Ainda assim, após tantas tentativas, o Arroz Frito Cometa se tornou sua melhor carta na manga, o prato mais forte abaixo do nível das receitas brilhantes.
Xia Yu respeitava profundamente Miyoko Hōjō.
Se usasse uma receita brilhante para esmagá-la, poderia acabar destruindo-a. O Arroz Frito Cometa era suficiente para esse duelo.
Após cortar os vegetais, era hora de ferver e branquear.
Em uma panela cheia de água, Xia Yu adicionou um pouco de óleo e sal, e preparou uma tigela com água gelada ao lado. Colocou o espinafre e a acelga já picados numa escumadeira e mergulhou-os na água fervente por cerca de meio minuto, retirando-os rapidamente e colocando-os na água gelada para interromper o cozimento.
Esse passo era crucial: o choque térmico travava o sabor e o suco do vegetal, impedindo que a água fervente os deixasse queimados ou amarelos.
Depois de escorrer bem os vegetais, era hora de fritar.
Aquecendo bem a panela, Xia Yu colocou óleo frio, depois metade da cebolinha para perfumar. Em seguida, entrou uma grande tigela de arroz dormido, que ele separou com firmeza até os grãos ficarem soltos.
O passo seguinte era misturar o espinafre picado, mexendo até que os fragmentos de talos se combinassem completamente ao arroz, conferindo ao prato um tom esverdeado delicado.
Sal, pó de camarão, pó de cogumelo...
Como as duas grandes frigideiras estavam lado a lado no fogão, Miyoko Hōjō e Xia Yu estavam a apenas meio passo de distância; qualquer movimento mais brusco e seus cotovelos se chocariam.
Ela olhou de soslaio e viu Xia Yu adicionar temperos à mistura. O que era antes indiferença em seu rosto, mudou de repente.

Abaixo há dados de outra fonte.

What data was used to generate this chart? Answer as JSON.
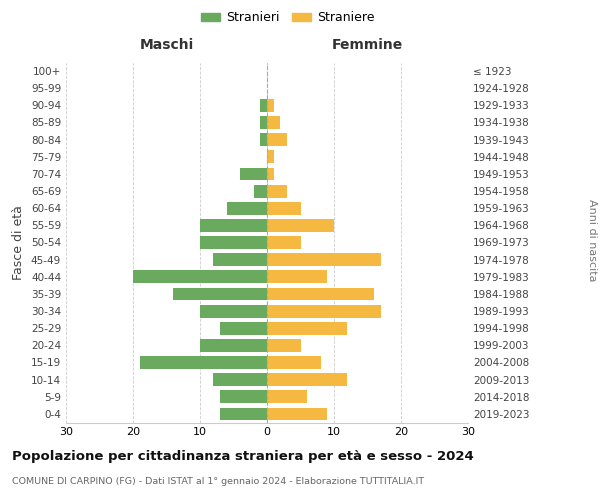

Um giro da espátula, e os temperos se integraram ao arroz frito. Como se um truque de mágica tivesse acontecido, o aroma fresco e envolvente da comida verde se espalhou irresistivelmente.
Com apenas uma leve inspiração, os olhos de Miyoko Hōjō se arregalaram de surpresa.
Seu corpo parecia leve como o ar.
No peito, corria uma corrente de calor — era a primavera... e a terra?